2. “If Your Typical Routine Isn’t Working, Try a Different Approach!”
You send a lengthy, formal message, and when you don’t hear anything back by the next day, you wonder if a friendly approach would’ve been better. So, you course correct and immediately send a follow-up that’s two brief lines and a GIF, all to show you’re a quick study.
Here’s the Problem
Is it possible the style of your initial outreach was not the other person’s most favorite? Sure it is. However, following up with something so different that your new contact has to check it’s the same sender won’t read as an adjustment: It’ll just be really confusing. In turn, she may not be sure what to expect—or say—and be less likely to write you back.
Avoid this worst-case scenario by putting in the effort to make a good impression the first time around. Review the basics of sending an email people will want to reply to and take style cues from the person’s public persona (like his website or social profiles).

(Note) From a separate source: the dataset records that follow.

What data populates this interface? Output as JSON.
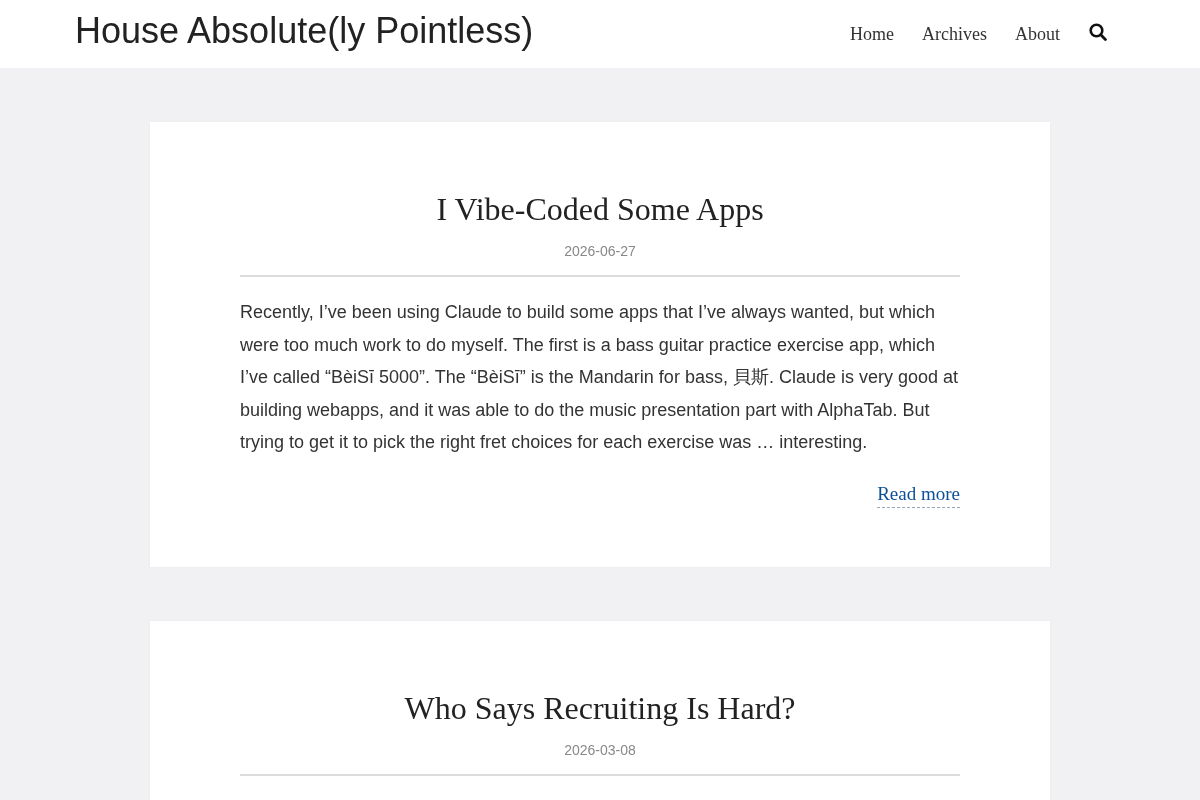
{
  "header": {
    "site_title": "House Absolute(ly Pointless)",
    "nav": [
      {
        "label": "Home"
      },
      {
        "label": "Archives"
      },
      {
        "label": "About"
      }
    ]
  },
  "posts": [
    {
      "title": "I Vibe-Coded Some Apps",
      "date": "2026-06-27",
      "excerpt": "Recently, I’ve been using Claude to build some apps that I’ve always wanted, but which were too much work to do myself. The first is a bass guitar practice exercise app, which I’ve called “BèiSī 5000”. The “BèiSī” is the Mandarin for bass, 貝斯. Claude is very good at building webapps, and it was able to do the music presentation part with AlphaTab. But trying to get it to pick the right fret choices for each exercise was … interesting.",
      "read_more": "Read more"
    },
    {
      "title": "Who Says Recruiting Is Hard?",
      "date": "2026-03-08"
    }
  ]
}
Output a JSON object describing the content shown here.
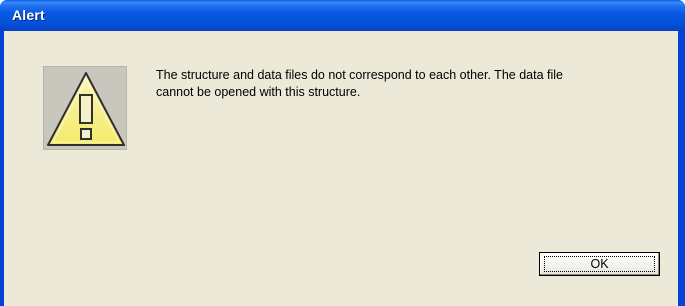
{
  "window": {
    "title": "Alert"
  },
  "dialog": {
    "icon": "warning-icon",
    "message_lines": [
      "The structure and data files do not correspond to each other. The data file",
      "cannot be opened with this structure."
    ],
    "ok_label": "OK"
  },
  "colors": {
    "titlebar": "#0658e2",
    "frame": "#0842d4",
    "client_background": "#ece9d8",
    "warning_fill": "#f7f08a",
    "warning_outline": "#2f2f2f"
  }
}
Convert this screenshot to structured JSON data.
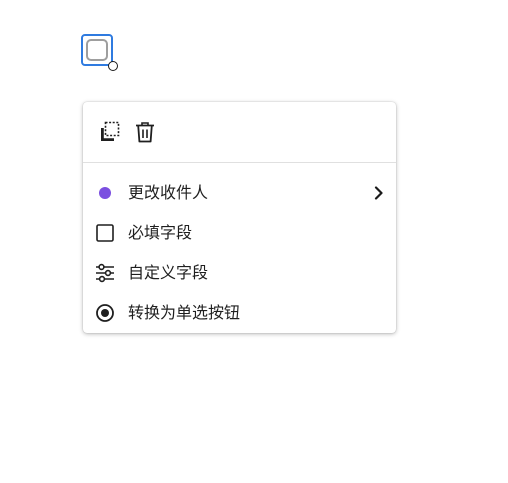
{
  "colors": {
    "selection": "#2f7be0",
    "recipient_dot": "#7b4fe0",
    "text": "#1f1f1f"
  },
  "field": {
    "type": "checkbox",
    "selected": true
  },
  "context_menu": {
    "toolbar": [
      {
        "icon": "duplicate-icon"
      },
      {
        "icon": "trash-icon"
      }
    ],
    "items": [
      {
        "label": "更改收件人",
        "icon": "recipient-color-dot-icon",
        "has_submenu": true
      },
      {
        "label": "必填字段",
        "icon": "checkbox-empty-icon"
      },
      {
        "label": "自定义字段",
        "icon": "sliders-icon"
      },
      {
        "label": "转换为单选按钮",
        "icon": "radio-button-icon"
      }
    ]
  }
}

If when he does write you back, his language is more serious (or more emoji-filled), you can always temper your response to be slightly more buttoned up (or exclamation-filled) in turn. And if you’d never dream of sending a smiley-face when communicating professionally, that’s OK too; it’s not going to make the difference in whether or not this new person becomes a close connection.
3. “No Matter What, Be Honest”
It would mean everything to you to connect with your career idol, but she ignored your LinkedIn message. So, you decide that the classic invitation was a bust and figure you might as well say how obsessed you are with the other person, because you have nothing to lose and everything to gain.
Here’s the Problem
When you send an emotional message about how you know could be friends with someone because you love everything she’s ever written (embarrassing confession: I’ve actually done this) you lose credibility. You pigeonhole yourself into the “fan” category rather than the legitimate networking contact category.
It can be challenging—especially when you’re really hoping the other person will answer a burning question or read your work—but remember, playing it a little bit cool isn’t somehow inauthentic: It’s professional. If you have to geek out to someone about how you’re dying for a reply, send that note to a friend. Then, once you’ve gotten that out of your system, work on a professional follow up to the prospective contact.
It’s hard to wait around for a reply from someone you’d love to connect with, and it’s laudable to want to be proactive and make sure you did all you could. But if you try to force someone else’s hand, even by taking advice that seems totally legit, you could end up turning off him or her off—for good. So, write an initial networking email you feel really good about, and then stay patient and professional. That way you’ll know you’re making the very best impression possible.